As the ‘60s moved into the 1970s, Love began to take fewer recording dates as the lifestyle got to be too hectic.
She did appear, along with the other Blossoms and Michelle Phillips of the Mamas and the Papas, as a cheerleader in the 1973 Cheech and Chong song “Basketball Jones,” produced by her friend Lou Adler.
She also toured with singer Dionne Warwick, along with Warwick’s aunt, noted gospel singer Cissy Houston.
That’s where she first met Houston’s precocious 9-year-old daughter Whitney. “The first time she opened her mouth, it was like, ‘Uh oh, child, just sit back and watch it.’ But even with that, we had no idea she would become the superstar that she was,” Love recalled.
During her time backing Warwick, Love thought that it was time to try her luck as a headliner.

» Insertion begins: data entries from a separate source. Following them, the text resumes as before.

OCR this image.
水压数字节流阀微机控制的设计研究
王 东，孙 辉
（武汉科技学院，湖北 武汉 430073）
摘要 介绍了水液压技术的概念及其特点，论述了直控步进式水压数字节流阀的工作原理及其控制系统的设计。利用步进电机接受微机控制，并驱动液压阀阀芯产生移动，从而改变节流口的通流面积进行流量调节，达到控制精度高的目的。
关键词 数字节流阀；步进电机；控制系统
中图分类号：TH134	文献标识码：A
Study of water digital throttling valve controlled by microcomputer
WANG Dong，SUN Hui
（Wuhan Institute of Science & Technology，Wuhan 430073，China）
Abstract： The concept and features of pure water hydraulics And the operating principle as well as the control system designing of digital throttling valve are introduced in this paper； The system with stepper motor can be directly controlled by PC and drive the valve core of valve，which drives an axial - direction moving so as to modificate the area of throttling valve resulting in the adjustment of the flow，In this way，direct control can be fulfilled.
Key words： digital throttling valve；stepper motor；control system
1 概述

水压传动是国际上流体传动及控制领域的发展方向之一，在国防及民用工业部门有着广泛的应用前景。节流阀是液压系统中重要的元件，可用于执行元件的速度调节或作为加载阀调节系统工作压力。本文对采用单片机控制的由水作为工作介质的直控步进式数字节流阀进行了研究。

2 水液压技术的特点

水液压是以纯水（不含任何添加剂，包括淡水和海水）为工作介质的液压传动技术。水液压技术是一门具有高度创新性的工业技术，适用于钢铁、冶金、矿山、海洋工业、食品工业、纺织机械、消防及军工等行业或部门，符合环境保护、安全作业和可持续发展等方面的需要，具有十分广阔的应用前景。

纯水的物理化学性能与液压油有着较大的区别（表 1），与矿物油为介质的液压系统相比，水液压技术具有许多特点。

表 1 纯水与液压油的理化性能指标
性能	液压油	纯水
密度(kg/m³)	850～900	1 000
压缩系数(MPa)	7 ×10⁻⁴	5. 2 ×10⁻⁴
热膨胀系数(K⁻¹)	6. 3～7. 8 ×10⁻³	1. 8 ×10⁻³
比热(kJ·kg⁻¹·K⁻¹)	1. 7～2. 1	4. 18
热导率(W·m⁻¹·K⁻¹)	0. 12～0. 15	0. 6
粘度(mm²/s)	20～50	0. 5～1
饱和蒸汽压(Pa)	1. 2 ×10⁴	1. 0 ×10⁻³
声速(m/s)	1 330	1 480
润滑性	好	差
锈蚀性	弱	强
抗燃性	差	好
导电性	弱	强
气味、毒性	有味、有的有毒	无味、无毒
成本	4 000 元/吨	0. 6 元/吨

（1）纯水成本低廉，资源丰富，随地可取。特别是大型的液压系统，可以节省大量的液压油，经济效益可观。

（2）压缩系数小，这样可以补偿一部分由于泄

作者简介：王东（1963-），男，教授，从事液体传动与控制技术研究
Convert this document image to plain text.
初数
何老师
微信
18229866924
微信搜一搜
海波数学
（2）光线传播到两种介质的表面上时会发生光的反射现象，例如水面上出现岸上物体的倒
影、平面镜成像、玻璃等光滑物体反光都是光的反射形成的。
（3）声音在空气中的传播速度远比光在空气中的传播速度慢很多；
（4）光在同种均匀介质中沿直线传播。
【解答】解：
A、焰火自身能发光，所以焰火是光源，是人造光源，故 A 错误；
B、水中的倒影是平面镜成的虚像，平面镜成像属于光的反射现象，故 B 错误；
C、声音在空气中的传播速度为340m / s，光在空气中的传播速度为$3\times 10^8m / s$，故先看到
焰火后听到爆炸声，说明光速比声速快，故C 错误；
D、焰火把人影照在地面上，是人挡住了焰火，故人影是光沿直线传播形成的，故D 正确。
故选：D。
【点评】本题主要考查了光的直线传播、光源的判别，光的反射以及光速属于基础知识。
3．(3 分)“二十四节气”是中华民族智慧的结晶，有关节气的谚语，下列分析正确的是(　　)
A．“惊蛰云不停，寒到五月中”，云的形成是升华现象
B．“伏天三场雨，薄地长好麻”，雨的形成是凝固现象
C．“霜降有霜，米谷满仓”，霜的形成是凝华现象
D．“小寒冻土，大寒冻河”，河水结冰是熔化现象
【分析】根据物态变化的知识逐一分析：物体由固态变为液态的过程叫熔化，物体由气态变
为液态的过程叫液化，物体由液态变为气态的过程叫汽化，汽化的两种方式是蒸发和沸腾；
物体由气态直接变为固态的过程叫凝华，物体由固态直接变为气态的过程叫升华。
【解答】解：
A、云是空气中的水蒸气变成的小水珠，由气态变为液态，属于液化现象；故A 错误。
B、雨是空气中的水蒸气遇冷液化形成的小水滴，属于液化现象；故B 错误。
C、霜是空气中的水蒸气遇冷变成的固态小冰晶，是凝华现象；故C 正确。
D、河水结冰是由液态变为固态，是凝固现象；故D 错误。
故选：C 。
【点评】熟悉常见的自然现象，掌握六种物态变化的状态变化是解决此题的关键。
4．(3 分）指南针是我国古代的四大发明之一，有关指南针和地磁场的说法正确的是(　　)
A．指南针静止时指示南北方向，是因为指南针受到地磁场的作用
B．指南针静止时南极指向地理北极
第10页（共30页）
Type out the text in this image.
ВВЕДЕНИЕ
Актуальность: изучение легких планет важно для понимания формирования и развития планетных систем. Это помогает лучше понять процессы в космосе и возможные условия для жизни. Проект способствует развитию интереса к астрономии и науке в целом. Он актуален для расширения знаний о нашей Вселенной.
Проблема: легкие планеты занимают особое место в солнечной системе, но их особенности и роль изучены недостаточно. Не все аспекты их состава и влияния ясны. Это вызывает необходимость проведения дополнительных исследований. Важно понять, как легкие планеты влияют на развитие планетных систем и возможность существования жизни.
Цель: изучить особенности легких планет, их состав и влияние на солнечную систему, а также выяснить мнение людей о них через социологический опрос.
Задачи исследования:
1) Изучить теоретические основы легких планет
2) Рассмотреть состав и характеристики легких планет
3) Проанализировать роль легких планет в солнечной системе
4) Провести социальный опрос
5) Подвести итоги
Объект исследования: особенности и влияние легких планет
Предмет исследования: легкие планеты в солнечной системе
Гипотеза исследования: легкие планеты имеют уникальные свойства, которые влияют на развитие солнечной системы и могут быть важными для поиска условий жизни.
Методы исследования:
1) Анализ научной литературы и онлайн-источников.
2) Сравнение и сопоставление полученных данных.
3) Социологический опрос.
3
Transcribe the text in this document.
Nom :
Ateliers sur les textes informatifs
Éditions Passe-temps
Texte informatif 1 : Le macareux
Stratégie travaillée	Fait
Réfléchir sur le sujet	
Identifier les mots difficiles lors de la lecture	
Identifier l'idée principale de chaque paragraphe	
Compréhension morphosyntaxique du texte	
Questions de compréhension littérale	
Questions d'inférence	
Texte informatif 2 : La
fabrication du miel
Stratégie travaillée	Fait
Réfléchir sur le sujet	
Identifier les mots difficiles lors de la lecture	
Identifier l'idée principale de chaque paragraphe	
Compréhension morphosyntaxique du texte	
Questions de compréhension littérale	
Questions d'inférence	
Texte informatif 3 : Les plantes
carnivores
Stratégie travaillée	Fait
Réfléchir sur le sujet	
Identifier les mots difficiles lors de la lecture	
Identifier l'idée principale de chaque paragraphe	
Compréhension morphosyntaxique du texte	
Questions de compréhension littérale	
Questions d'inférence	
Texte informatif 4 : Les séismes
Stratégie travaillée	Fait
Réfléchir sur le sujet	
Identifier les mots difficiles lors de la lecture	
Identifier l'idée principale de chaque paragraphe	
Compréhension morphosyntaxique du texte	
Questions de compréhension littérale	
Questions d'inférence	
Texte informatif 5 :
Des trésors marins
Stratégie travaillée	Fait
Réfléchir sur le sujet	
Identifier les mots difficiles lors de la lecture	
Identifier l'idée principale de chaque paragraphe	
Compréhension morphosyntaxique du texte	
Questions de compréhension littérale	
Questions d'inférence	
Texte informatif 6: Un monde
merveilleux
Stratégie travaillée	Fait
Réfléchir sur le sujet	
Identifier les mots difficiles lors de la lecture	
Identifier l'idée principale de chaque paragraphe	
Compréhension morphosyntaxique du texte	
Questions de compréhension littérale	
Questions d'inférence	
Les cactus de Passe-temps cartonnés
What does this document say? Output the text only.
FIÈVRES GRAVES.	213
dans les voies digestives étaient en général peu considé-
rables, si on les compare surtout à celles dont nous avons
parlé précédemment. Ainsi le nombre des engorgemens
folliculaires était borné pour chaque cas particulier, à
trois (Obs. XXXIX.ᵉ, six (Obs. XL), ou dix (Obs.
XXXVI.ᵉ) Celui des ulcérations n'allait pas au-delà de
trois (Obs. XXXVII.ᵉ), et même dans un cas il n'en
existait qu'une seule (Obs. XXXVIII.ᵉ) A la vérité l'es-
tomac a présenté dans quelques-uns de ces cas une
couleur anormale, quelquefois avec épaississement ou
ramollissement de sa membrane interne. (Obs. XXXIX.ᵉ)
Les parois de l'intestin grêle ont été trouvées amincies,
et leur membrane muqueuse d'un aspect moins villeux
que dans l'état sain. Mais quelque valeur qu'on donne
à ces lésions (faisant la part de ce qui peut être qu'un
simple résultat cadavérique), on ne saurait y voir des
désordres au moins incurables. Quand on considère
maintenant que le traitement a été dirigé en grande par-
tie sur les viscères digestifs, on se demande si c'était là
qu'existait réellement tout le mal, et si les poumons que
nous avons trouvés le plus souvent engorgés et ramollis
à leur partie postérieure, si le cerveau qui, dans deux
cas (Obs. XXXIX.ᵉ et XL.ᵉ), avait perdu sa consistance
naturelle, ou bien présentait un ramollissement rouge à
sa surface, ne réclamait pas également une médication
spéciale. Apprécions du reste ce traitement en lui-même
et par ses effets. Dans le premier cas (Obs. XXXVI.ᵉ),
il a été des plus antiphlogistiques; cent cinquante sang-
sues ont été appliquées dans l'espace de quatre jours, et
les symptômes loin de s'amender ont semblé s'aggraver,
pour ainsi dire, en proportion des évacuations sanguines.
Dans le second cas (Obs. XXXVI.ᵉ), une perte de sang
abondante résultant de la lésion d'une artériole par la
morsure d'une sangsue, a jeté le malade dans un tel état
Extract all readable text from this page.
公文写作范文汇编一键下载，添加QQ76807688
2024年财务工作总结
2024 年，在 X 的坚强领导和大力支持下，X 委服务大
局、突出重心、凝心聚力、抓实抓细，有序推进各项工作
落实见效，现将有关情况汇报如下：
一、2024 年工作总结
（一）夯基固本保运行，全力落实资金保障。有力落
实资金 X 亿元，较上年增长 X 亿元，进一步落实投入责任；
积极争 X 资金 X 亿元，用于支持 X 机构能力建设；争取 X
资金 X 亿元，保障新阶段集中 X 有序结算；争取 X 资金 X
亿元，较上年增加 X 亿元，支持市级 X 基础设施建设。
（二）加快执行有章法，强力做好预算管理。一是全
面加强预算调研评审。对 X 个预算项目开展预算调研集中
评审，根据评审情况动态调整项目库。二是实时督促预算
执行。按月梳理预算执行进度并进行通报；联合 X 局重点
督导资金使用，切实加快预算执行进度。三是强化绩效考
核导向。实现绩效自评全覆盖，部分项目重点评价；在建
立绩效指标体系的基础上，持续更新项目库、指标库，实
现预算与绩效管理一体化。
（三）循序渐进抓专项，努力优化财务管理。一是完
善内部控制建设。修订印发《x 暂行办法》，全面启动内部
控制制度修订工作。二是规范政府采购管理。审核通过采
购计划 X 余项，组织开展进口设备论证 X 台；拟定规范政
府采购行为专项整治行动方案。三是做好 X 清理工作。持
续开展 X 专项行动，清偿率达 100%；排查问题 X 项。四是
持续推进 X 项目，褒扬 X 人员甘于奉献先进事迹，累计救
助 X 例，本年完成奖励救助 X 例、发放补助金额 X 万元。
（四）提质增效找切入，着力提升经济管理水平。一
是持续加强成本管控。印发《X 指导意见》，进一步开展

“It was after that that I decided, you know what, I’m almost 40 years old. I’m either going to make a break and start doing my own thing, or I’m just going to do background for the rest of my life. And that’s when we made the switch.”
She also did some acting, including as Danny Glover’s wife in the four “Lethal Weapon” movies.
People at her Frederick show will hear some “golden oldies,” Love said, as well as some songs from her 2015 collaboration with Steve Van Zandt, and a collection of Marvin Gaye songs.
Her backup singers will also do a few numbers. (“Listen, I’m 76. I can’t do 90 minutes by myself,” she said.)
Love does 30 to 40 shows a year and doesn’t regret her decision to move from the background to center stage.
“I knew that’s not where I wanted to stay. I wanted to be an entertainer, I wanted to be able to be out in the front,” she said. “I felt that there was something more in me that I needed to express, and I couldn’t do that as a background singer doing records. Even though it was a great career for me. But that’s not all I wanted.”